The Bill demonstrates the height of the government’s irresponsibility. The government is willing to endanger the hard-won, though still fragile, peace in Northern Ireland by undermining the Good Friday Agreement. It is content to play into the hands of despots and rogue states across the globe, who are relishing the prospect of citing the UK when they again question the legitimacy of international law. It is indifferent to the damage being done to the international legal order at a time when increased co-operation between states is necessary to confront humanity’s shared problems.
Yet, none of this should really come as any great surprise. The rule of law is anathema to this government. It necessitates compliance with the law at all times, not just when it is convenient. It requires ministers to account for themselves, to give reasons for their decisions based on objective evidence and to not exercise their power arbitrarily. It extends no favours to the pursuit of ideological goals. Exceptions are made for no one, not prime ministers nor even chief political advisers.
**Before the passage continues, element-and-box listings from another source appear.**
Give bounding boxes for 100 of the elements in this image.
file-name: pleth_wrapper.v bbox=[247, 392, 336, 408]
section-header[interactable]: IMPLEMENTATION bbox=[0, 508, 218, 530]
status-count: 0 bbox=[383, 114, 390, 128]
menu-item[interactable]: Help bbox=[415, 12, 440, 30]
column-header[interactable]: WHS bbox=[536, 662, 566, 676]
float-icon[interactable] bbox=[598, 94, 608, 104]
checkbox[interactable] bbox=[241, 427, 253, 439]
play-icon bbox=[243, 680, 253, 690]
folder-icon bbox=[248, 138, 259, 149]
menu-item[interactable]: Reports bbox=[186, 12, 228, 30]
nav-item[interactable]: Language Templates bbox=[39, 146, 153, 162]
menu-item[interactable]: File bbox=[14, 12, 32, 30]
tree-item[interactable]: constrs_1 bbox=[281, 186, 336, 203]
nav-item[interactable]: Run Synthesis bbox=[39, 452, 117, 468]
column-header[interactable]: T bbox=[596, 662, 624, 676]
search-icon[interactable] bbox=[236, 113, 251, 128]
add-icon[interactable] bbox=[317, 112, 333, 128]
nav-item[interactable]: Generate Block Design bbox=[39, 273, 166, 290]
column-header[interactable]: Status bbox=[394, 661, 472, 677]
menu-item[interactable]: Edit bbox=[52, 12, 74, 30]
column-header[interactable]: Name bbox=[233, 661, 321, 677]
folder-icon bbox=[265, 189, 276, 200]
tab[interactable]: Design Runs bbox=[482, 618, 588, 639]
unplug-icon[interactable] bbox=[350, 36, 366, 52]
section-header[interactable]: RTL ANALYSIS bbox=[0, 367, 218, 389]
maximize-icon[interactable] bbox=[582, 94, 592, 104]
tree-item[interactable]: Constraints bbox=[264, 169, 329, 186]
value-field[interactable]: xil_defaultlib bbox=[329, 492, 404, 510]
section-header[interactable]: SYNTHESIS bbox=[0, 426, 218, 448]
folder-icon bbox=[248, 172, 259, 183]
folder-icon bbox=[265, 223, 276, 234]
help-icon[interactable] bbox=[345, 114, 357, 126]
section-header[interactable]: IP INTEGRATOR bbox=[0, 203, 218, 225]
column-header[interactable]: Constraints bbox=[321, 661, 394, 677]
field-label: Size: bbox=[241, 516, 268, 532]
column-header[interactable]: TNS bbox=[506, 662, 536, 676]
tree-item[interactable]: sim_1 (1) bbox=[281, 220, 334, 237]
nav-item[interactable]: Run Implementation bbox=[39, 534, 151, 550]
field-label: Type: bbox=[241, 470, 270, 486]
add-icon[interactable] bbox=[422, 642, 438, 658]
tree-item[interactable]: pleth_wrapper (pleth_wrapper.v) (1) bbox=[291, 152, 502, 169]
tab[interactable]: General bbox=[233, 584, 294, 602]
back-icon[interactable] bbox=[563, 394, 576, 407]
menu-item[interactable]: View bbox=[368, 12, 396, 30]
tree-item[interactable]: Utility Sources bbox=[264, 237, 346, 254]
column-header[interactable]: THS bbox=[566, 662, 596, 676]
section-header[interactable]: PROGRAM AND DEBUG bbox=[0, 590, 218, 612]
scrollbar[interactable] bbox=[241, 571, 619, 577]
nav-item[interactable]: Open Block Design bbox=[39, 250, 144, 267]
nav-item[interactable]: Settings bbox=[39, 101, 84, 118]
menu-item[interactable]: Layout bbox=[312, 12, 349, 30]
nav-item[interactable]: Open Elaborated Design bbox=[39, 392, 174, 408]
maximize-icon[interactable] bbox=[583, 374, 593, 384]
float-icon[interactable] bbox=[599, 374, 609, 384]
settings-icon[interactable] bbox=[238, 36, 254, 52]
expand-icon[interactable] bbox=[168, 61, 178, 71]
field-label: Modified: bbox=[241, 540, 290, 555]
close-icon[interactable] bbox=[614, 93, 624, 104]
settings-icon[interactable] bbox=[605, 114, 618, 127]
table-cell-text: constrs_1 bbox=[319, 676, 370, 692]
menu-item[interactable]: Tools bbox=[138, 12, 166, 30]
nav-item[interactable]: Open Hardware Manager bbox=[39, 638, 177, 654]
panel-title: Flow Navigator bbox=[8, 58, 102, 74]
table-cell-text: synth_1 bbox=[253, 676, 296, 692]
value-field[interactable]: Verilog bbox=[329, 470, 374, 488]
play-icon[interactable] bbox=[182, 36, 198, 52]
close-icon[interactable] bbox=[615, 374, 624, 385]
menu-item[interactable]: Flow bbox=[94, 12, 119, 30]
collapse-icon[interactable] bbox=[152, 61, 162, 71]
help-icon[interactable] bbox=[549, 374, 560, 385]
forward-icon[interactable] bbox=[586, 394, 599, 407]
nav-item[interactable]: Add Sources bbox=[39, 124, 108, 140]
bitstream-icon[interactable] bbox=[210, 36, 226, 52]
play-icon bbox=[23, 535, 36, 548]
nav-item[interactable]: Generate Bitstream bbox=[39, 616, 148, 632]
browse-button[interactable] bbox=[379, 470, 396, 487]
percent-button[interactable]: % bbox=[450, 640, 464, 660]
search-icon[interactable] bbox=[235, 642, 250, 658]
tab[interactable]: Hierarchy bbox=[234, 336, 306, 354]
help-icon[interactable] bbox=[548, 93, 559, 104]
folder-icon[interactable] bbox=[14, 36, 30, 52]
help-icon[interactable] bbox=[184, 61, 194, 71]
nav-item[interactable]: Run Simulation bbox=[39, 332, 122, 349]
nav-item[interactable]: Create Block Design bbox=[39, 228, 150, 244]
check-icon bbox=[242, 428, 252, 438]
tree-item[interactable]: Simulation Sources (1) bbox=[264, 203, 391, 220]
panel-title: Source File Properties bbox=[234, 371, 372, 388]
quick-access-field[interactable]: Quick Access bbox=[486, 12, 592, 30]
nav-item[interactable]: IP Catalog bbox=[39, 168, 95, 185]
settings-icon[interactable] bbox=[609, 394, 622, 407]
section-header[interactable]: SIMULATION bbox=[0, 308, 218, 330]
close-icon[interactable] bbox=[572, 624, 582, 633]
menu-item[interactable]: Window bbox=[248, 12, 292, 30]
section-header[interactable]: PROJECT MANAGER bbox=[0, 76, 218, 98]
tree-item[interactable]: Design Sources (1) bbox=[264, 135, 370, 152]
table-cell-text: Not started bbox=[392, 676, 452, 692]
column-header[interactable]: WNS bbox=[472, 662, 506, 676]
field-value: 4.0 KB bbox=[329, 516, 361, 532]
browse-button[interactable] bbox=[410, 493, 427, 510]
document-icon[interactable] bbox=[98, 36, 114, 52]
It is for those reasons that the rule of law is essential to a free and democratic society, and why it is perceived as an obstacle by governments that have come to power on the back of the rising tide of populism. They believe that they have the democratic mandate to do whatever they want, that their electoral success is somehow unique. In reality, what they have achieved is no more than a coup. They have essentially hijacked a public mood, which they themselves created and manipulated for their own ends through years of peddling misinformation and scapegoating. When they finally find themselves in power, it is only the rule of law which can prevent the steady slide towards totalitarianism.
Parliament, it seems, is either unwilling or unable to restrain the government. The overwhelming majority secured by the Conservative Party makes it highly unlikely that the government’s legislative agenda will be scuppered by MPs. Breaking international law, however, did seem like too bitter a pill for most MPs to swallow. Yet, even before the government made its concession, whereby Parliamentary approval would be required before ministers could exercise their powers under the Bill, the majority of MPs voted in the government’s favour. Apparently not even a threat to the rule of law is enough to wake certain MPs from their acquiescence and sycophancy. One has to wonder what is next? If this government has taught us anything, it is that nothing is off the cards.